« Je pense que la mixité est un mode de jeu parfait pour tout le monde »
Zuzana Maňáková est née à Prague il y a 23 printemps. Elle étudie la régénération et la nutrition dans le sport à l’Université Masaryk de Brno. Elle joue également au korfball depuis huit ans. Au quoi ? Non, ce n’est pas un mot que je viens d’inventer de toutes pièces en guise de farce d’Halloween un peu tardive, mais bel et bien un sport. Ne cherchez pas de trace de ce jeu en Suisse, vous perdriez votre temps : il n’existe pas dans nos contrées. Il n’est d’ailleurs pratiqué que dans 59 pays à travers le monde. Raison de plus donc de découvrir quelques aspects de ce sport mixte – dont le but n’est pas seulement de diviser le nombre de vestiaires par deux – en compagnie de Zuzana.
Qu’est-ce que le korfball et quelles sont ses règles principales ?
Le korfball trouve son origine aux Pays-Bas. Niko Broekhuysen a inventé ce jeu en 1902 à cause des cours d’éducation physique communs pour les filles et les garçons. Il fallait un jeu qui puisse être pratiqué de manière mixte et sans contact physique. Quatre filles et quatre garçons se partagent le terrain qui lui-même est séparé en deux parties. Deux filles et deux garçons prennent place dans une moitié et deviennent attaquants et deux filles et deux garçons dans l’autre pour défendre. Le but du jeu est d’introduire le ballon dans le « korf » (panier) qui est à trois mètres cinquante du sol. On ne peut pas courir, dribbler avec le ballon ou tirer en direction du panier si on est face à un défenseur. C’est un jeu tactique, il faut trouver le moyen de se débarrasser du défenseur pour tirer. La mixité est néanmoins limitée dans les duels qui sont « homme à homme » et « femme à femme ». Quand deux points ont été marqués, les attaquants deviennent défenseurs et vice versa.

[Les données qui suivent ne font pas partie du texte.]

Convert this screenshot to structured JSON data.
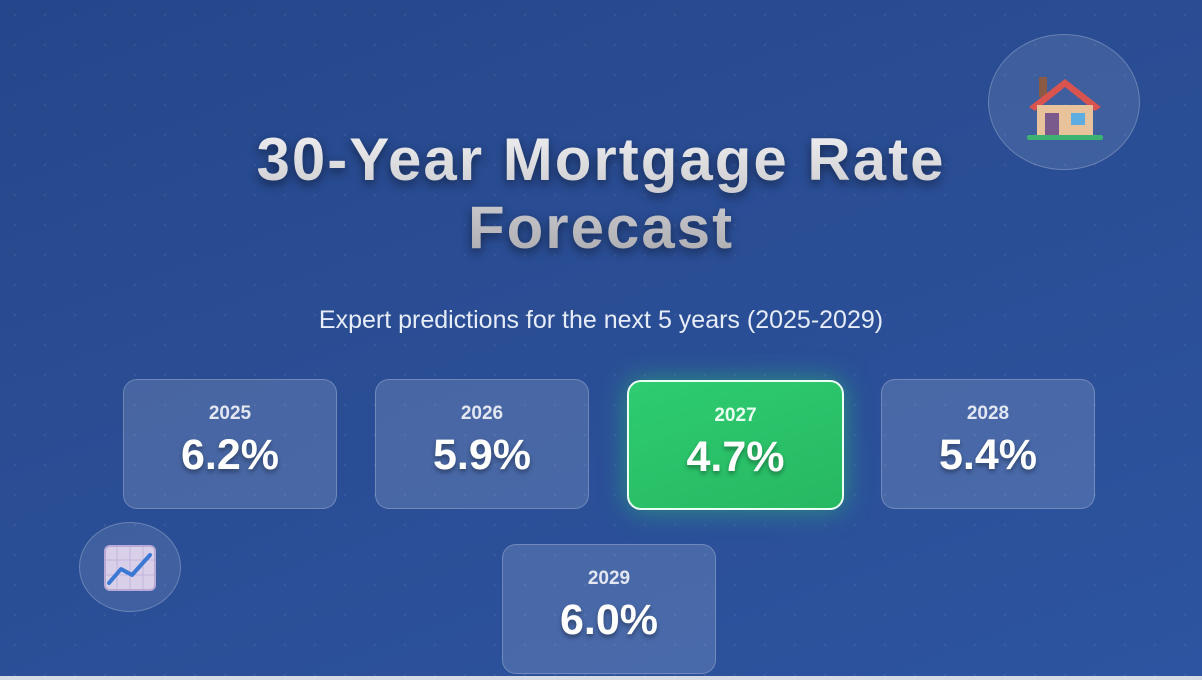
{
  "header": {
    "title_line1": "30-Year Mortgage Rate",
    "title_line2": "Forecast",
    "subtitle": "Expert predictions for the next 5 years (2025-2029)"
  },
  "forecasts": [
    {
      "year": "2025",
      "rate": "6.2%",
      "highlighted": false
    },
    {
      "year": "2026",
      "rate": "5.9%",
      "highlighted": false
    },
    {
      "year": "2027",
      "rate": "4.7%",
      "highlighted": true
    },
    {
      "year": "2028",
      "rate": "5.4%",
      "highlighted": false
    },
    {
      "year": "2029",
      "rate": "6.0%",
      "highlighted": false
    }
  ],
  "decorations": {
    "top_icon": "house-icon",
    "bottom_icon": "chart-increasing-icon"
  },
  "colors": {
    "background": "#2a4d94",
    "card": "#4a6aa8",
    "highlight": "#2ecc71"
  }
}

Quels sont les avantages et les inconvénients de la mixité ?
Je pense qu’il n’y a pas d’inconvénient. Grâce à cela, il est possible de rencontrer des gens extraordinaires. Les vestiaires et les douches sont mixtes à partir de l’âge de 13 ans, les garçons aiment bien cela… Je pense que c’est un mode de jeu parfait pour tout le monde. Les jeunes apprennent à coopérer et communiquer avec les autres, les garçons autant que les filles, contrairement aux sports plus traditionnels.
Le korfball est apparemment très populaire aux Pays-Bas, en Belgique et à Taïwan. Est-ce le cas en République tchèque ?
Malheureusement, le korfball reste peu connu en République tchèque, et ce malgré le troisième rang mondial de l’équipe nationale et le niveau très élevé du korfball tchèque. Je pense qu’il n’est pas possible de faire mieux qu’une troisième place derrière les Pays-Bas et la Belgique1.
Est-il possible de vivre du korfball dans ton pays ?
C’est uniquement possible aux Pays-Bas et en Belgique. En République tchèque, on joue pour le plaisir. Il y a néanmoins la possibilité de faire partie de l’équipe nationale et de représenter son pays aux championnats du monde, comme ceux qui se déroulent en ce moment en Chine (27 octobre-5 novembre).
A quel niveau pratiques-tu le korfball ?
Je joue en deuxième division et parfois en première division (Extraliga) au KCC Sokol České Budějovice.
1En réalité, la République tchèque est classée quatrième derrière les Pays-Bas, la Belgique et Taïwan selon le dernier classement IKF (Septembre 2011). Toutefois, les Tchèques ont enlevé la troisième place des deux derniers championnats du monde (2003, 2007) et terminé à la deuxième place des championnats d’Europe en 2002.
Article publié dans le Cafignon de décembre 2011.